El concepto del Homo sensus sapiens nos permite comprender que nos encontramos en un punto situado a medio camino entre el exceso de confianza en nuestras capacidades racionales y la sumisión a nuestros instintos. Es también una noción que nos permite elaborar un conjunto de explicaciones más exactas de los fenómenos sociales. Los científicos que estudian la sociedad no deberían centrarse en establecer invariablemente una distinción entre los comportamientos racionales y los irracionales. Dichos científicos deberían abandonar la zona de confort que les ofrece la fragmentación positivista de los saberes y proceder a una integración de las disciplinas científicas con el objeto de explicar al ser humano de forma analógica en vez de forma digital —es decir, a fin de definir a la persona en función de la existencia de un continuo entre la sensibilidad y la racionalidad—. Si ajustáramos de ese modo la imagen que tenemos de nosotros mismos, las medidas que propondríamos en el ámbito de la política pública serían mejores.

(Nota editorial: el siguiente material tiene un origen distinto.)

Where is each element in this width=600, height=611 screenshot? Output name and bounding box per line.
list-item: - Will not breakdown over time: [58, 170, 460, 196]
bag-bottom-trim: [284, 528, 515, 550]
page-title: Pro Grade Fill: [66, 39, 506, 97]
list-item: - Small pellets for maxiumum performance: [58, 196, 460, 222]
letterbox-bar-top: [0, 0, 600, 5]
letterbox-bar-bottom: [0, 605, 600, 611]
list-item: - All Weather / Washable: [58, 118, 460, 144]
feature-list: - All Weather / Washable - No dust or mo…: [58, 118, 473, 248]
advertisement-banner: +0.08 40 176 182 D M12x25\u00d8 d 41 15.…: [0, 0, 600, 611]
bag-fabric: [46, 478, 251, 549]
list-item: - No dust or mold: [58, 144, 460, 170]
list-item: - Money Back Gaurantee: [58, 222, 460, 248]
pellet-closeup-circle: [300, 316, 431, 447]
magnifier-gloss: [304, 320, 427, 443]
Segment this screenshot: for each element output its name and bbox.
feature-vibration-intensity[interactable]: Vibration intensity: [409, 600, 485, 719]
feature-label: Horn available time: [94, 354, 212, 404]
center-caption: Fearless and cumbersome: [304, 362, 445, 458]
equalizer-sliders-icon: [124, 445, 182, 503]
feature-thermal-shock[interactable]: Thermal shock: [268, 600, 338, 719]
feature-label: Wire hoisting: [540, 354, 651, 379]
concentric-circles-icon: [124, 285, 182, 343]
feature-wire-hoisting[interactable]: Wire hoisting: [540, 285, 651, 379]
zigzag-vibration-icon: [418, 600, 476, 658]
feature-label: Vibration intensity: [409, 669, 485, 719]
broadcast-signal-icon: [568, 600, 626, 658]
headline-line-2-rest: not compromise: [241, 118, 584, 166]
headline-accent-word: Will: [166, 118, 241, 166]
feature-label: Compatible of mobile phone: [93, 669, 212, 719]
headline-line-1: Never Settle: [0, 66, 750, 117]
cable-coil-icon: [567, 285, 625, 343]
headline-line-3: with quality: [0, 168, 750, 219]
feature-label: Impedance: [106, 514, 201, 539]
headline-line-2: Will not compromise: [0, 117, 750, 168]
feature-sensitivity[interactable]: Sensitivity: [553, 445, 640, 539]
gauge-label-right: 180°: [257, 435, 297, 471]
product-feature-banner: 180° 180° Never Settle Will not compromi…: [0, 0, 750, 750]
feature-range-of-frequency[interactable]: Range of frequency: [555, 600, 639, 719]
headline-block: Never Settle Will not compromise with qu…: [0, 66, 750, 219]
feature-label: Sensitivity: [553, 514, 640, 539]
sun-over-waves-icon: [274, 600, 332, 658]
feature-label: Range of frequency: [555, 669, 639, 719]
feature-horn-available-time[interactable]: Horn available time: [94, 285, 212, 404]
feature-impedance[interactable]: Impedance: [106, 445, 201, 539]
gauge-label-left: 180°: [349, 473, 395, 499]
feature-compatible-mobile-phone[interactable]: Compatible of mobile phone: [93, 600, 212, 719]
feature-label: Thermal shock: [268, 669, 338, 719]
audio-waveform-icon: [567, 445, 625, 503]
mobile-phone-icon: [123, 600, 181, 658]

La primera de las dos características que definen a este nuevo Homo —su condición de sensus— es la que facilita el movimiento, la reproducción y la preservación de la especie. La parte sapiens permite, en cambio, la oscilación psicológica entre el mundo ontológico de la materia y la energía y el mundo epistemológico de la codificación sociocultural, la imaginación, el arte, la tecnología y la construcción simbólica. Esta combinación nos lleva a comprender, por un lado, la naturaleza de un homínido caracterizado por la constante tensión existente entre las emociones y la razón, y nos permite, por otro, entender igualmente la búsqueda de un punto medio entre la evolución biológica y la cultural. No solo somos animales asustadizos, también somos seres con capacidad para elaborar planes. Somos Homo sensus sapiens, esto es, un grupo de animales que sienten y razonan.